Friday Aug 29th  Alson & Mr Hall came early this

morning and were here to dinner & tea, brought Pauline

with them  Have been mending for Oliver getting his

clothes ready for school  Went with Pauline to Edwins

garden he has not many pretty flowers in blossom has

some fine Dahlias  got 5 lbs of butter at Mr Marshalls

after we came back went into Olivers to hear Pauline

play.  George & wife & Sarah gone to her fathers

The day after Clinton Lothrop’s funeral, Sarah Lothrop Ames, her brother George Van Ness Lothrop and his wife Almira spent the day, at least, at the Lothrop farm with their parents, Howard and Sally Lothrop. They would have had to make long-term plans for the property, now that Clinton wouldn’t be there to tend the family farm.

Alson Gilmore, Evelina’s brother, took his meals at the Ames’s today.  He was working nearby, perhaps with Mr. Hall, helping his son, Edwin Williams Gilmore, build a house. They were putting in the cellar.  Pauline Dean, who must have been staying with or near the Gilmores, returned for a visit. She probably got roped into helping Evelina with the mending.

Evelina had a lot of mending to do, as Oliver (3) was preparing to go off to school.  Like his cousin Fred Ames, he was going to attend an Ivy League college, but in Providence, not Cambridge.  Oliver (3) would be going to Brown, and his mother had to get his clothes ready. Shirt fronts, collars and hose weren’t her only business today, however.  She and Pauline took a break from domesticity and went to Edwin Manley’s to see his garden. There they saw “some fine dahlias.”

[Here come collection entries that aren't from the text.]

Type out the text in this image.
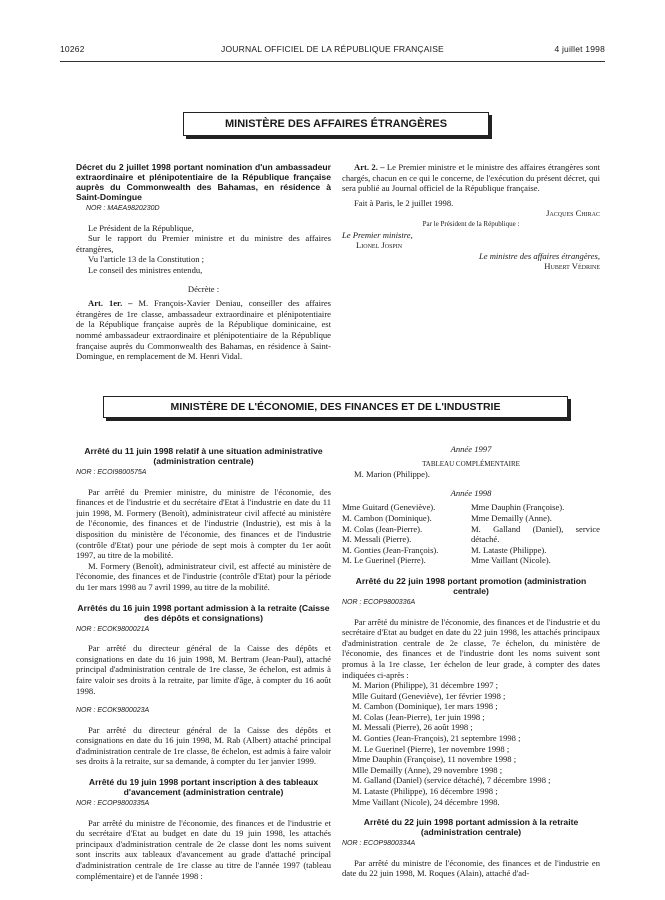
10262	JOURNAL OFFICIEL DE LA RÉPUBLIQUE FRANÇAISE	4 juillet 1998
MINISTÈRE DES AFFAIRES ÉTRANGÈRES

Décret du 2 juillet 1998 portant nomination d'un ambassadeur extraordinaire et plénipotentiaire de la République française auprès du Commonwealth des Bahamas, en résidence à Saint-Domingue

NOR : MAEA9820230D

Le Président de la République,

Sur le rapport du Premier ministre et du ministre des affaires étrangères,

Vu l'article 13 de la Constitution ;

Le conseil des ministres entendu,

Décrète :

Art. 1er. – M. François-Xavier Deniau, conseiller des affaires étrangères de 1re classe, ambassadeur extraordinaire et plénipotentiaire de la République française auprès de la République dominicaine, est nommé ambassadeur extraordinaire et plénipotentiaire de la République française auprès du Commonwealth des Bahamas, en résidence à Saint-Domingue, en remplacement de M. Henri Vidal.

Art. 2. – Le Premier ministre et le ministre des affaires étrangères sont chargés, chacun en ce qui le concerne, de l'exécution du présent décret, qui sera publié au Journal officiel de la République française.

Fait à Paris, le 2 juillet 1998.

Jacques Chirac

Par le Président de la République :

Le Premier ministre,

Lionel Jospin

Le ministre des affaires étrangères,

Hubert Védrine

MINISTÈRE DE L'ÉCONOMIE, DES FINANCES ET DE L'INDUSTRIE

Arrêté du 11 juin 1998 relatif à une situation administrative (administration centrale)

NOR : ECOI9800575A

Par arrêté du Premier ministre, du ministre de l'économie, des finances et de l'industrie et du secrétaire d'Etat à l'industrie en date du 11 juin 1998, M. Formery (Benoît), administrateur civil affecté au ministère de l'économie, des finances et de l'industrie (Industrie), est mis à la disposition du ministère de l'économie, des finances et de l'industrie (contrôle d'Etat) pour une période de sept mois à compter du 1er août 1997, au titre de la mobilité.

M. Formery (Benoît), administrateur civil, est affecté au ministère de l'économie, des finances et de l'industrie (contrôle d'Etat) pour la période du 1er mars 1998 au 7 avril 1999, au titre de la mobilité.

Arrêtés du 16 juin 1998 portant admission à la retraite (Caisse des dépôts et consignations)

NOR : ECOK9800021A

Par arrêté du directeur général de la Caisse des dépôts et consignations en date du 16 juin 1998, M. Bertram (Jean-Paul), attaché principal d'administration centrale de 1re classe, 3e échelon, est admis à faire valoir ses droits à la retraite, par limite d'âge, à compter du 16 août 1998.

NOR : ECOK9800023A

Par arrêté du directeur général de la Caisse des dépôts et consignations en date du 16 juin 1998, M. Rab (Albert) attaché principal d'administration centrale de 1re classe, 8e échelon, est admis à faire valoir ses droits à la retraite, sur sa demande, à compter du 1er janvier 1999.

Arrêté du 19 juin 1998 portant inscription à des tableaux d'avancement (administration centrale)

NOR : ECOP9800335A

Par arrêté du ministre de l'économie, des finances et de l'industrie et du secrétaire d'Etat au budget en date du 19 juin 1998, les attachés principaux d'administration centrale de 2e classe dont les noms suivent sont inscrits aux tableaux d'avancement au grade d'attaché principal d'administration centrale de 1re classe au titre de l'année 1997 (tableau complémentaire) et de l'année 1998 :

Année 1997

TABLEAU COMPLÉMENTAIRE

M. Marion (Philippe).

Année 1998

Mme Guitard (Geneviève).

M. Cambon (Dominique).

M. Colas (Jean-Pierre).

M. Messali (Pierre).

M. Gonties (Jean-François).

M. Le Guerinel (Pierre).

Mme Dauphin (Françoise).

Mme Demailly (Anne).

M. Galland (Daniel), service détaché.

M. Lataste (Philippe).

Mme Vaillant (Nicole).

Arrêté du 22 juin 1998 portant promotion (administration centrale)

NOR : ECOP9800336A

Par arrêté du ministre de l'économie, des finances et de l'industrie et du secrétaire d'Etat au budget en date du 22 juin 1998, les attachés principaux d'administration centrale de 2e classe, 7e échelon, du ministère de l'économie, des finances et de l'industrie dont les noms suivent sont promus à la 1re classe, 1er échelon de leur grade, à compter des dates indiquées ci-après :

M. Marion (Philippe), 31 décembre 1997 ;

Mlle Guitard (Geneviève), 1er février 1998 ;

M. Cambon (Dominique), 1er mars 1998 ;

M. Colas (Jean-Pierre), 1er juin 1998 ;

M. Messali (Pierre), 26 août 1998 ;

M. Gonties (Jean-François), 21 septembre 1998 ;

M. Le Guerinel (Pierre), 1er novembre 1998 ;

Mme Dauphin (Françoise), 11 novembre 1998 ;

Mlle Demailly (Anne), 29 novembre 1998 ;

M. Galland (Daniel) (service détaché), 7 décembre 1998 ;

M. Lataste (Philippe), 16 décembre 1998 ;

Mme Vaillant (Nicole), 24 décembre 1998.

Arrêté du 22 juin 1998 portant admission à la retraite (administration centrale)

NOR : ECOP9800334A

Par arrêté du ministre de l'économie, des finances et de l'industrie en date du 22 juin 1998, M. Roques (Alain), attaché d'ad-
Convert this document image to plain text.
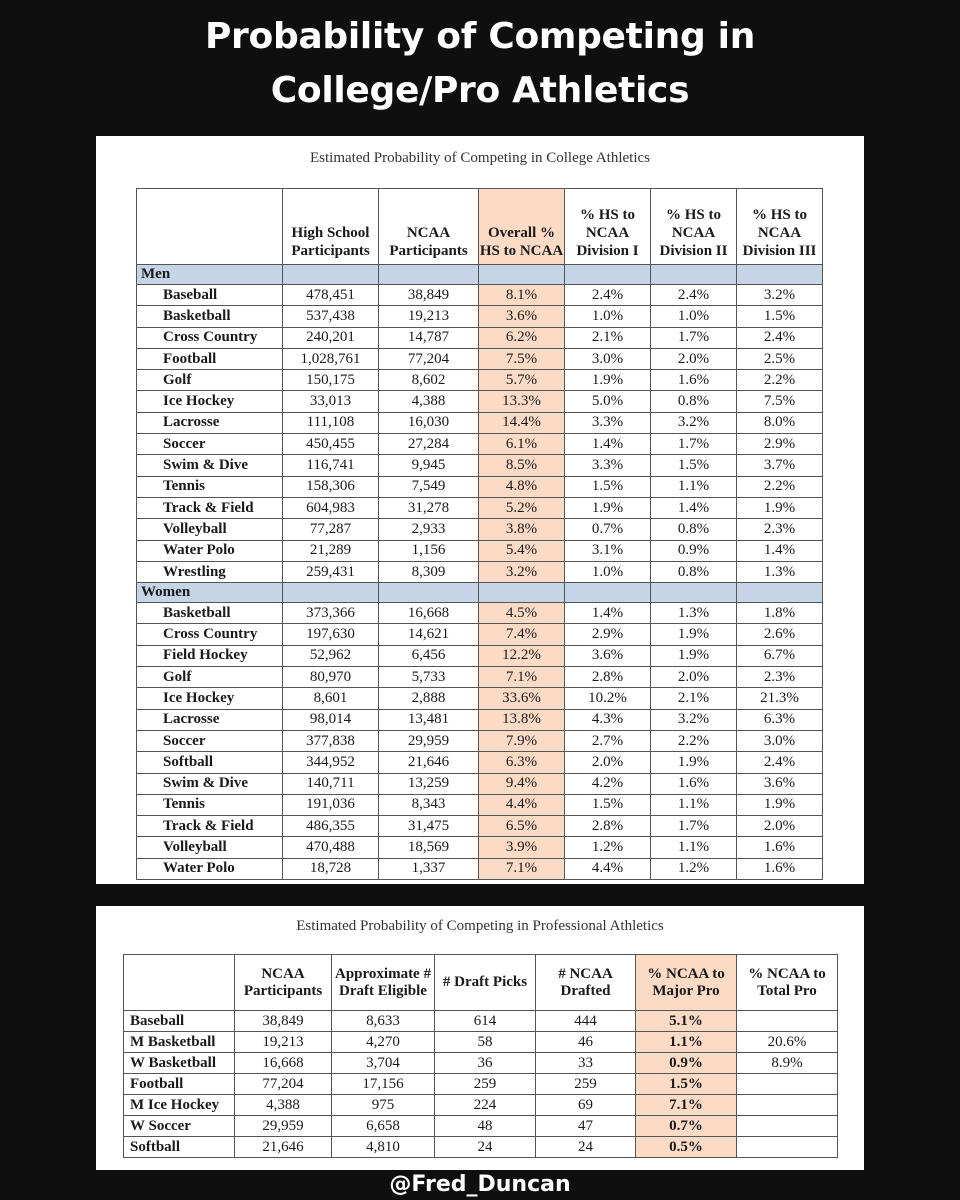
Probability of Competing in
College/Pro Athletics
Estimated Probability of Competing in College Athletics
	High School Participants	NCAA Participants	Overall % HS to NCAA	% HS to NCAA Division I	% HS to NCAA Division II	% HS to NCAA Division III
Men						
Baseball	478,451	38,849	8.1%	2.4%	2.4%	3.2%
Basketball	537,438	19,213	3.6%	1.0%	1.0%	1.5%
Cross Country	240,201	14,787	6.2%	2.1%	1.7%	2.4%
Football	1,028,761	77,204	7.5%	3.0%	2.0%	2.5%
Golf	150,175	8,602	5.7%	1.9%	1.6%	2.2%
Ice Hockey	33,013	4,388	13.3%	5.0%	0.8%	7.5%
Lacrosse	111,108	16,030	14.4%	3.3%	3.2%	8.0%
Soccer	450,455	27,284	6.1%	1.4%	1.7%	2.9%
Swim & Dive	116,741	9,945	8.5%	3.3%	1.5%	3.7%
Tennis	158,306	7,549	4.8%	1.5%	1.1%	2.2%
Track & Field	604,983	31,278	5.2%	1.9%	1.4%	1.9%
Volleyball	77,287	2,933	3.8%	0.7%	0.8%	2.3%
Water Polo	21,289	1,156	5.4%	3.1%	0.9%	1.4%
Wrestling	259,431	8,309	3.2%	1.0%	0.8%	1.3%
Women						
Basketball	373,366	16,668	4.5%	1.4%	1.3%	1.8%
Cross Country	197,630	14,621	7.4%	2.9%	1.9%	2.6%
Field Hockey	52,962	6,456	12.2%	3.6%	1.9%	6.7%
Golf	80,970	5,733	7.1%	2.8%	2.0%	2.3%
Ice Hockey	8,601	2,888	33.6%	10.2%	2.1%	21.3%
Lacrosse	98,014	13,481	13.8%	4.3%	3.2%	6.3%
Soccer	377,838	29,959	7.9%	2.7%	2.2%	3.0%
Softball	344,952	21,646	6.3%	2.0%	1.9%	2.4%
Swim & Dive	140,711	13,259	9.4%	4.2%	1.6%	3.6%
Tennis	191,036	8,343	4.4%	1.5%	1.1%	1.9%
Track & Field	486,355	31,475	6.5%	2.8%	1.7%	2.0%
Volleyball	470,488	18,569	3.9%	1.2%	1.1%	1.6%
Water Polo	18,728	1,337	7.1%	4.4%	1.2%	1.6%
Estimated Probability of Competing in Professional Athletics
	NCAA Participants	Approximate # Draft Eligible	# Draft Picks	# NCAA Drafted	% NCAA to Major Pro	% NCAA to Total Pro
Baseball	38,849	8,633	614	444	5.1%	
M Basketball	19,213	4,270	58	46	1.1%	20.6%
W Basketball	16,668	3,704	36	33	0.9%	8.9%
Football	77,204	17,156	259	259	1.5%	
M Ice Hockey	4,388	975	224	69	7.1%	
W Soccer	29,959	6,658	48	47	0.7%	
Softball	21,646	4,810	24	24	0.5%	
@Fred_Duncan
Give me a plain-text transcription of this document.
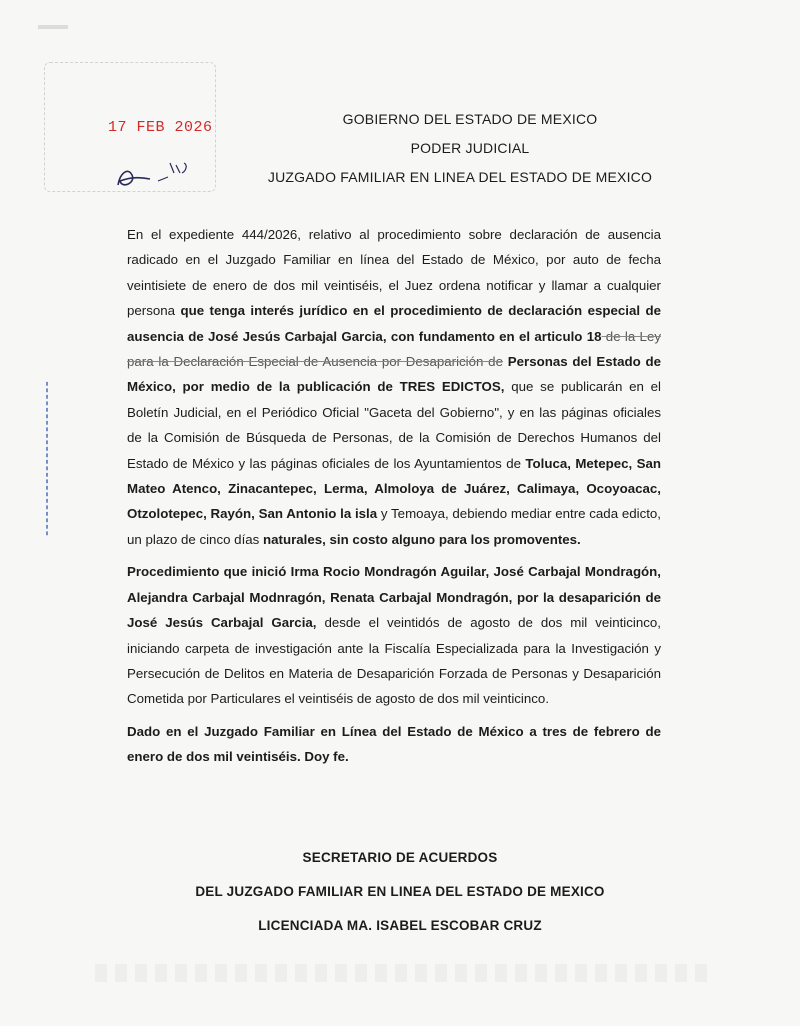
17 FEB 2026	GOBIERNO DEL ESTADO DE MEXICO
PODER JUDICIAL
JUZGADO FAMILIAR EN LINEA DEL ESTADO DE MEXICO
▮▮▮▮▮▮▮▮▮▮▮▮▮▮▮▮▮▮▮▮▮▮▮▮

En el expediente 444/2026, relativo al procedimiento sobre declaración de ausencia radicado en el Juzgado Familiar en línea del Estado de México, por auto de fecha veintisiete de enero de dos mil veintiséis, el Juez ordena notificar y llamar a cualquier persona que tenga interés jurídico en el procedimiento de declaración especial de ausencia de José Jesús Carbajal Garcia, con fundamento en el articulo 18 de la Ley para la Declaración Especial de Ausencia por Desaparición de Personas del Estado de México, por medio de la publicación de TRES EDICTOS, que se publicarán en el Boletín Judicial, en el Periódico Oficial "Gaceta del Gobierno", y en las páginas oficiales de la Comisión de Búsqueda de Personas, de la Comisión de Derechos Humanos del Estado de México y las páginas oficiales de los Ayuntamientos de Toluca, Metepec, San Mateo Atenco, Zinacantepec, Lerma, Almoloya de Juárez, Calimaya, Ocoyoacac, Otzolotepec, Rayón, San Antonio la isla y Temoaya, debiendo mediar entre cada edicto, un plazo de cinco días naturales, sin costo alguno para los promoventes.

Procedimiento que inició Irma Rocio Mondragón Aguilar, José Carbajal Mondragón, Alejandra Carbajal Modnragón, Renata Carbajal Mondragón, por la desaparición de José Jesús Carbajal Garcia, desde el veintidós de agosto de dos mil veinticinco, iniciando carpeta de investigación ante la Fiscalía Especializada para la Investigación y Persecución de Delitos en Materia de Desaparición Forzada de Personas y Desaparición Cometida por Particulares el veintiséis de agosto de dos mil veinticinco.

Dado en el Juzgado Familiar en Línea del Estado de México a tres de febrero de enero de dos mil veintiséis. Doy fe.

SECRETARIO DE ACUERDOS
DEL JUZGADO FAMILIAR EN LINEA DEL ESTADO DE MEXICO
LICENCIADA MA. ISABEL ESCOBAR CRUZ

Dahlias, which had been introduced in the United States early in the 1800s, had quickly became popular, although not yet listed in Joseph Breck’s Book of Flowers. So successful were they that over the course of the century more than 10,000 varieties were developed or identified and sold. Today, dahlias are still much admired by flower gardeners, yet less than a dozen of those 19th century heirloom examples still exist in cultivation.* The earliest known, White Aster (above) dates from 1879.